I just started using Logstash along with Elasticsearch and Kibana to visualize some log data coming from a database, and I am running into an issue with what I believe to be the date filter. Currently I am parsing the log line with the dissect filter, which parses the date section out as expected. The date filter then changes the @timestamp field to the date printed in the log message.
I am testing now on a 4000 line excerpt from the real file. There is a log message printed every 1 hour, 24 hours a day, 7 days a week, except for one hour that wasn't logged for whatever reason. Just one line removed from the file, essentially. When I feed this data into Logstash, everything up to the missing line is ingested exactly as expected, and Kibana displays it perfectly. However, all of the entries after the missing line have their timestamp offset an hour too late. So Kibana shows the time as a certain hour, but all the data for that hour is actually from the previous hour. I can't figure out why this would be the case.

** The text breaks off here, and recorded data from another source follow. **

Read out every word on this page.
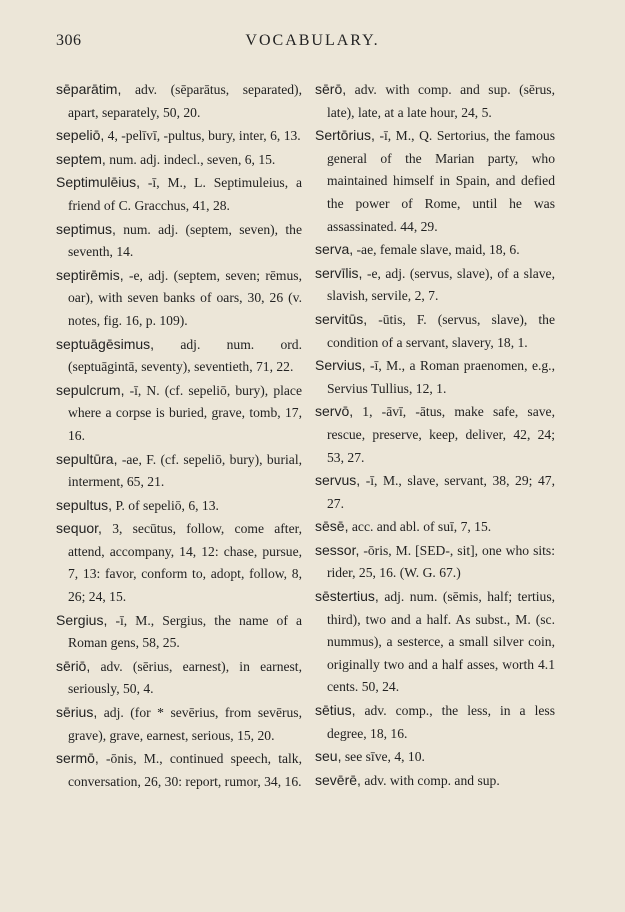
306	VOCABULARY.
sēparātim, adv. (sēparātus, separated), apart, separately, 50, 20.
sepeliō, 4, -pelīvī, -pultus, bury, inter, 6, 13.
septem, num. adj. indecl., seven, 6, 15.
Septimulēius, -ī, M., L. Septimuleius, a friend of C. Gracchus, 41, 28.
septimus, num. adj. (septem, seven), the seventh, 14.
septirēmis, -e, adj. (septem, seven; rēmus, oar), with seven banks of oars, 30, 26 (v. notes, fig. 16, p. 109).
septuāgēsimus, adj. num. ord. (septuāgintā, seventy), seventieth, 71, 22.
sepulcrum, -ī, N. (cf. sepeliō, bury), place where a corpse is buried, grave, tomb, 17, 16.
sepultūra, -ae, F. (cf. sepeliō, bury), burial, interment, 65, 21.
sepultus, P. of sepeliō, 6, 13.
sequor, 3, secūtus, follow, come after, attend, accompany, 14, 12: chase, pursue, 7, 13: favor, conform to, adopt, follow, 8, 26; 24, 15.
Sergius, -ī, M., Sergius, the name of a Roman gens, 58, 25.
sēriō, adv. (sērius, earnest), in earnest, seriously, 50, 4.
sērius, adj. (for * sevērius, from sevērus, grave), grave, earnest, serious, 15, 20.
sermō, -ōnis, M., continued speech, talk, conversation, 26, 30: report, rumor, 34, 16.
sērō, adv. with comp. and sup. (sērus, late), late, at a late hour, 24, 5.
Sertōrius, -ī, M., Q. Sertorius, the famous general of the Marian party, who maintained himself in Spain, and defied the power of Rome, until he was assassinated. 44, 29.
serva, -ae, female slave, maid, 18, 6.
servīlis, -e, adj. (servus, slave), of a slave, slavish, servile, 2, 7.
servitūs, -ūtis, F. (servus, slave), the condition of a servant, slavery, 18, 1.
Servius, -ī, M., a Roman praenomen, e.g., Servius Tullius, 12, 1.
servō, 1, -āvī, -ātus, make safe, save, rescue, preserve, keep, deliver, 42, 24; 53, 27.
servus, -ī, M., slave, servant, 38, 29; 47, 27.
sēsē, acc. and abl. of suī, 7, 15.
sessor, -ōris, M. [SED-, sit], one who sits: rider, 25, 16. (W. G. 67.)
sēstertius, adj. num. (sēmis, half; tertius, third), two and a half. As subst., M. (sc. nummus), a sesterce, a small silver coin, originally two and a half asses, worth 4.1 cents. 50, 24.
sētius, adv. comp., the less, in a less degree, 18, 16.
seu, see sīve, 4, 10.
sevērē, adv. with comp. and sup.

To make it more clear: March 12, 2017 at 01:00:00 was logged. The next log entry is for March 12, 2017 at 03:00:00. However, Kibana displays this as having occured at 04:00:00. It offsets the timestamp like this for all successive values. If I zoom into a visualization, the x-axis goes 01:00:00, 03:00:00, 04:00:00 - its completely missing 02:00:00 (the missing line)! But doesn't have a point at 03:00:00 either! It skips straight to 4! Really scratching my head over this one, I can't figure out why this would be the case. Thanks for any help!